Member of the National Assembly of Pakistan
- In office 13 August 2018 – 10 August 2023
- Constituency: NA-98 Bhakkar-II
- In office 1 June 2013 – 31 May 2018
- Constituency: NA-74 Bhakkar-II

Personal details
- Born: 15 January 1964 (age 62)
- Party: Independent (2025-present)
- Other political affiliations: IPP (2023-2025) PTI (2018-2023) PMLN (2002-2018)

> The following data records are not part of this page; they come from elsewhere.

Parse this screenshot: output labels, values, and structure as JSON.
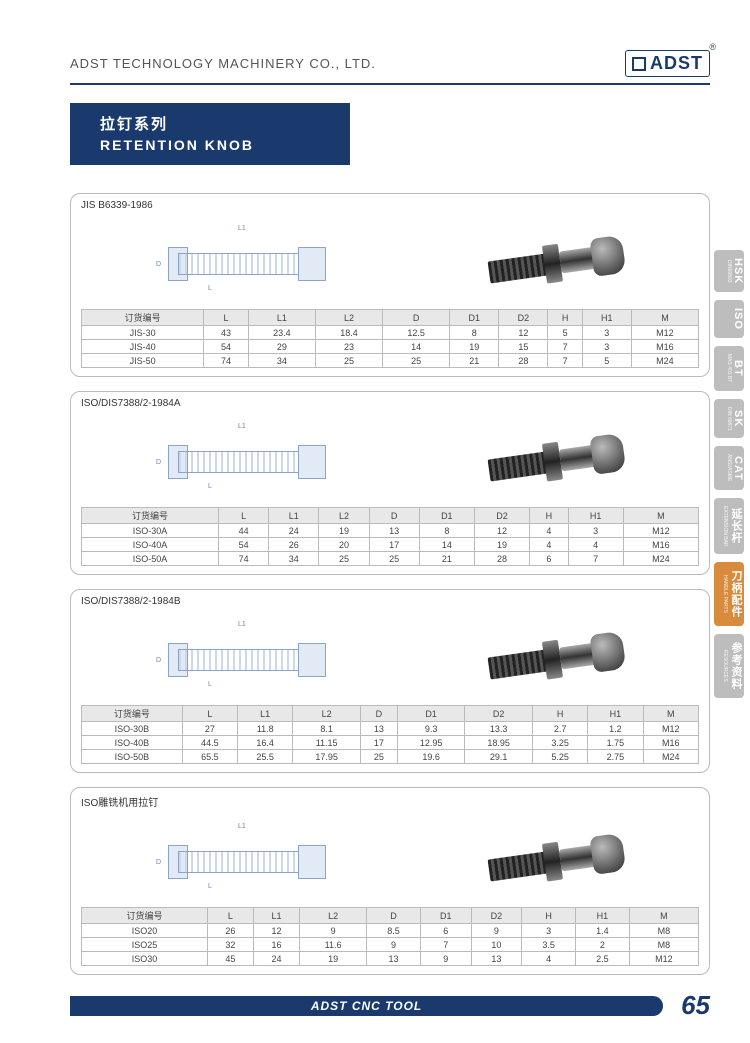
{
  "header": {
    "company_name": "ADST TECHNOLOGY MACHINERY CO., LTD.",
    "logo_text": "ADST",
    "reg_mark": "®"
  },
  "title": {
    "cn": "拉钉系列",
    "en": "RETENTION KNOB"
  },
  "columns": [
    "订货编号",
    "L",
    "L1",
    "L2",
    "D",
    "D1",
    "D2",
    "H",
    "H1",
    "M"
  ],
  "sections": [
    {
      "title": "JIS B6339-1986",
      "rows": [
        [
          "JIS-30",
          "43",
          "23.4",
          "18.4",
          "12.5",
          "8",
          "12",
          "5",
          "3",
          "M12"
        ],
        [
          "JIS-40",
          "54",
          "29",
          "23",
          "14",
          "19",
          "15",
          "7",
          "3",
          "M16"
        ],
        [
          "JIS-50",
          "74",
          "34",
          "25",
          "25",
          "21",
          "28",
          "7",
          "5",
          "M24"
        ]
      ]
    },
    {
      "title": "ISO/DIS7388/2-1984A",
      "rows": [
        [
          "ISO-30A",
          "44",
          "24",
          "19",
          "13",
          "8",
          "12",
          "4",
          "3",
          "M12"
        ],
        [
          "ISO-40A",
          "54",
          "26",
          "20",
          "17",
          "14",
          "19",
          "4",
          "4",
          "M16"
        ],
        [
          "ISO-50A",
          "74",
          "34",
          "25",
          "25",
          "21",
          "28",
          "6",
          "7",
          "M24"
        ]
      ]
    },
    {
      "title": "ISO/DIS7388/2-1984B",
      "rows": [
        [
          "ISO-30B",
          "27",
          "11.8",
          "8.1",
          "13",
          "9.3",
          "13.3",
          "2.7",
          "1.2",
          "M12"
        ],
        [
          "ISO-40B",
          "44.5",
          "16.4",
          "11.15",
          "17",
          "12.95",
          "18.95",
          "3.25",
          "1.75",
          "M16"
        ],
        [
          "ISO-50B",
          "65.5",
          "25.5",
          "17.95",
          "25",
          "19.6",
          "29.1",
          "5.25",
          "2.75",
          "M24"
        ]
      ]
    },
    {
      "title": "ISO雕铣机用拉钉",
      "rows": [
        [
          "ISO20",
          "26",
          "12",
          "9",
          "8.5",
          "6",
          "9",
          "3",
          "1.4",
          "M8"
        ],
        [
          "ISO25",
          "32",
          "16",
          "11.6",
          "9",
          "7",
          "10",
          "3.5",
          "2",
          "M8"
        ],
        [
          "ISO30",
          "45",
          "24",
          "19",
          "13",
          "9",
          "13",
          "4",
          "2.5",
          "M12"
        ]
      ]
    }
  ],
  "tabs": [
    {
      "big": "HSK",
      "small": "DIN69893",
      "active": false
    },
    {
      "big": "ISO",
      "small": "",
      "active": false
    },
    {
      "big": "BT",
      "small": "MAS 403 BT",
      "active": false
    },
    {
      "big": "SK",
      "small": "DIN 69871",
      "active": false
    },
    {
      "big": "CAT",
      "small": "ANSI/ASME",
      "active": false
    },
    {
      "big": "延长杆",
      "small": "EXTENSION BAR",
      "active": false
    },
    {
      "big": "刀柄配件",
      "small": "HANDLE PARTS",
      "active": true
    },
    {
      "big": "参考资料",
      "small": "RESOURCES",
      "active": false
    }
  ],
  "footer": {
    "bar_text": "ADST CNC TOOL",
    "page_number": "65"
  },
  "colors": {
    "brand_navy": "#1a3a6e",
    "tab_gray": "#bdbdbd",
    "tab_active": "#d98b3d",
    "table_header_bg": "#e8e8e8",
    "border": "#bbbbbb"
  }
}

= Muhammad Afzal Khan Dhandla =

Pakistani politician

Muhammad Afzal Khan Dhandla (born 15 January 1964) is a Pakistani politician who has been a member of the National Assembly of Pakistan, from June 2013 to May 2018.

==Early life==
He was born on 15 January 1964. He done his early education from Bhakkar dist. and completed his studies from Abbottabad. He later completed FPSC from England as a skin specialist and has been serving his nation as a skin specialist

==Political career==
He ran for the seat of the National Assembly of Pakistan as a candidate of Pakistan Muslim League (N) (PML-N) from Constituency NA-74 (Bhakkar-II) in the 2002 Pakistani general election but was unsuccessful. He received 71,607 votes and lost the seat to Shujaat Hussain.

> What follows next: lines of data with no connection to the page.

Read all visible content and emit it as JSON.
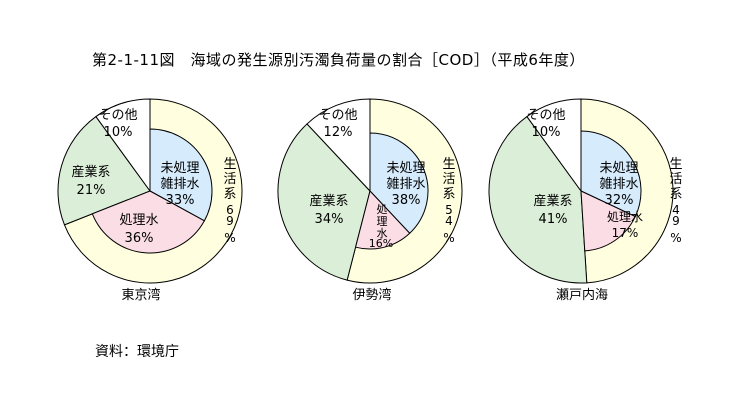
{
  "title": "第2-1-11図　海域の発生源別汚濁負荷量の割合［COD］（平成6年度）",
  "source": "資料：環境庁",
  "colors": {
    "domestic": "#ffffe0",
    "untreated": "#d6ebfb",
    "treated": "#fbdde6",
    "industry": "#dbefd8",
    "other": "#ffffff",
    "stroke": "#000000"
  },
  "chart_data": [
    {
      "type": "pie",
      "name": "東京湾",
      "slices": [
        {
          "label": "生活系",
          "value": 69,
          "sublabel": "生活系",
          "pct_text": "69%",
          "children": [
            {
              "label": "未処理雑排水",
              "value": 33,
              "pct_text": "33%"
            },
            {
              "label": "処理水",
              "value": 36,
              "pct_text": "36%"
            }
          ]
        },
        {
          "label": "産業系",
          "value": 21,
          "pct_text": "21%"
        },
        {
          "label": "その他",
          "value": 10,
          "pct_text": "10%"
        }
      ]
    },
    {
      "type": "pie",
      "name": "伊勢湾",
      "slices": [
        {
          "label": "生活系",
          "value": 54,
          "pct_text": "54%",
          "children": [
            {
              "label": "未処理雑排水",
              "value": 38,
              "pct_text": "38%"
            },
            {
              "label": "処理水",
              "value": 16,
              "pct_text": "16%"
            }
          ]
        },
        {
          "label": "産業系",
          "value": 34,
          "pct_text": "34%"
        },
        {
          "label": "その他",
          "value": 12,
          "pct_text": "12%"
        }
      ]
    },
    {
      "type": "pie",
      "name": "瀬戸内海",
      "slices": [
        {
          "label": "生活系",
          "value": 49,
          "pct_text": "49%",
          "children": [
            {
              "label": "未処理雑排水",
              "value": 32,
              "pct_text": "32%"
            },
            {
              "label": "処理水",
              "value": 17,
              "pct_text": "17%"
            }
          ]
        },
        {
          "label": "産業系",
          "value": 41,
          "pct_text": "41%"
        },
        {
          "label": "その他",
          "value": 10,
          "pct_text": "10%"
        }
      ]
    }
  ]
}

He ran for the seat of the National Assembly as a candidate of PML-N from Constituency NA-74 (Bhakkar-II) in the 2008 Pakistani general election but was unsuccessful. He received 86,688 votes and lost the seat to Rashid Akbar Khan.

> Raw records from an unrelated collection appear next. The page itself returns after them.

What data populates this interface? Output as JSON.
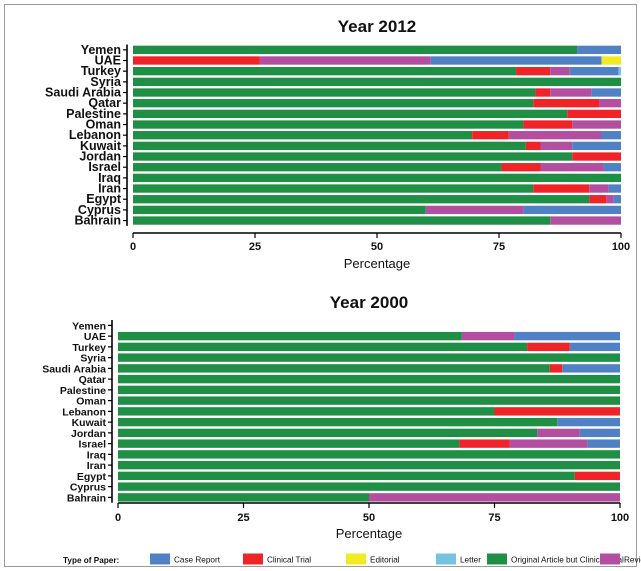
{
  "chart_data": [
    {
      "type": "bar",
      "orientation": "horizontal",
      "stacked": true,
      "title": "Year 2012",
      "xlabel": "Percentage",
      "ylabel": "",
      "xlim": [
        0,
        100
      ],
      "xticks": [
        "0",
        "25",
        "50",
        "75",
        "100"
      ],
      "categories": [
        "Yemen",
        "UAE",
        "Turkey",
        "Syria",
        "Saudi Arabia",
        "Qatar",
        "Palestine",
        "Oman",
        "Lebanon",
        "Kuwait",
        "Jordan",
        "Israel",
        "Iraq",
        "Iran",
        "Egypt",
        "Cyprus",
        "Bahrain"
      ],
      "series": [
        {
          "name": "Original Article but Clinical Trial",
          "values": [
            91,
            0,
            78.5,
            100,
            82.5,
            82,
            89,
            80,
            69.5,
            80.5,
            90,
            75.5,
            100,
            82,
            93.5,
            60,
            85.5
          ]
        },
        {
          "name": "Clinical Trial",
          "values": [
            0,
            26,
            7,
            0,
            3,
            13.5,
            11,
            10,
            7.5,
            3,
            10,
            8,
            0,
            11.5,
            3.5,
            0,
            0
          ]
        },
        {
          "name": "Review",
          "values": [
            0,
            35,
            4,
            0,
            8.5,
            4.5,
            0,
            10,
            19,
            6.5,
            0,
            13,
            0,
            4,
            1.5,
            20,
            14.5
          ]
        },
        {
          "name": "Case Report",
          "values": [
            9,
            35,
            10,
            0,
            6,
            0,
            0,
            0,
            4,
            10,
            0,
            3.5,
            0,
            2.5,
            1.5,
            20,
            0
          ]
        },
        {
          "name": "Letter",
          "values": [
            0,
            0,
            0.5,
            0,
            0,
            0,
            0,
            0,
            0,
            0,
            0,
            0,
            0,
            0,
            0,
            0,
            0
          ]
        },
        {
          "name": "Editorial",
          "values": [
            0,
            4,
            0,
            0,
            0,
            0,
            0,
            0,
            0,
            0,
            0,
            0,
            0,
            0,
            0,
            0,
            0
          ]
        }
      ]
    },
    {
      "type": "bar",
      "orientation": "horizontal",
      "stacked": true,
      "title": "Year 2000",
      "xlabel": "Percentage",
      "ylabel": "",
      "xlim": [
        0,
        100
      ],
      "xticks": [
        "0",
        "25",
        "50",
        "75",
        "100"
      ],
      "categories": [
        "Yemen",
        "UAE",
        "Turkey",
        "Syria",
        "Saudi Arabia",
        "Qatar",
        "Palestine",
        "Oman",
        "Lebanon",
        "Kuwait",
        "Jordan",
        "Israel",
        "Iraq",
        "Iran",
        "Egypt",
        "Cyprus",
        "Bahrain"
      ],
      "series": [
        {
          "name": "Original Article but Clinical Trial",
          "values": [
            0,
            68.5,
            81.5,
            100,
            86,
            100,
            100,
            100,
            75,
            87.5,
            83.5,
            68,
            100,
            100,
            91,
            100,
            50
          ]
        },
        {
          "name": "Clinical Trial",
          "values": [
            0,
            0,
            8.5,
            0,
            2.5,
            0,
            0,
            0,
            25,
            0,
            0,
            10,
            0,
            0,
            9,
            0,
            0
          ]
        },
        {
          "name": "Review",
          "values": [
            0,
            10.5,
            0,
            0,
            0,
            0,
            0,
            0,
            0,
            0,
            8.5,
            15.5,
            0,
            0,
            0,
            0,
            50
          ]
        },
        {
          "name": "Case Report",
          "values": [
            0,
            21,
            10,
            0,
            11.5,
            0,
            0,
            0,
            0,
            12.5,
            8,
            6.5,
            0,
            0,
            0,
            0,
            0
          ]
        },
        {
          "name": "Letter",
          "values": [
            0,
            0,
            0,
            0,
            0,
            0,
            0,
            0,
            0,
            0,
            0,
            0,
            0,
            0,
            0,
            0,
            0
          ]
        },
        {
          "name": "Editorial",
          "values": [
            0,
            0,
            0,
            0,
            0,
            0,
            0,
            0,
            0,
            0,
            0,
            0,
            0,
            0,
            0,
            0,
            0
          ]
        }
      ]
    }
  ],
  "legend": {
    "title": "Type of Paper:",
    "placement": "bottom",
    "items": [
      {
        "label": "Case Report",
        "color": "#4f81c4"
      },
      {
        "label": "Clinical Trial",
        "color": "#ee2428"
      },
      {
        "label": "Editorial",
        "color": "#f2ea22"
      },
      {
        "label": "Letter",
        "color": "#76c3df"
      },
      {
        "label": "Original Article but Clinical Trial",
        "color": "#1e8f45"
      },
      {
        "label": "Review",
        "color": "#b24fa0"
      }
    ]
  },
  "colors": {
    "Original Article but Clinical Trial": "#1e8f45",
    "Clinical Trial": "#ee2428",
    "Review": "#b24fa0",
    "Case Report": "#4f81c4",
    "Letter": "#76c3df",
    "Editorial": "#f2ea22"
  }
}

He was elected to the National Assembly as an independent candidate from Constituency NA-74 (Bhakkar-II) in the 2013 Pakistani general election. He received 118,196 votes and defeated an independent candidate, Ahmad Nawaz Khan. He joined PML-N in May 2013. During his tenure as Member of the National Assembly, he served as the Federal Parliamentary Secretary for Interior and Narcotics Control.

In May 2018, he quit PML-N and joined Pakistan Tehreek-e-Insaf (PTI).

He won the 2018 Pakistani general election from NA-98 (Bhakkar-II) obtaining 1,38,307 votes.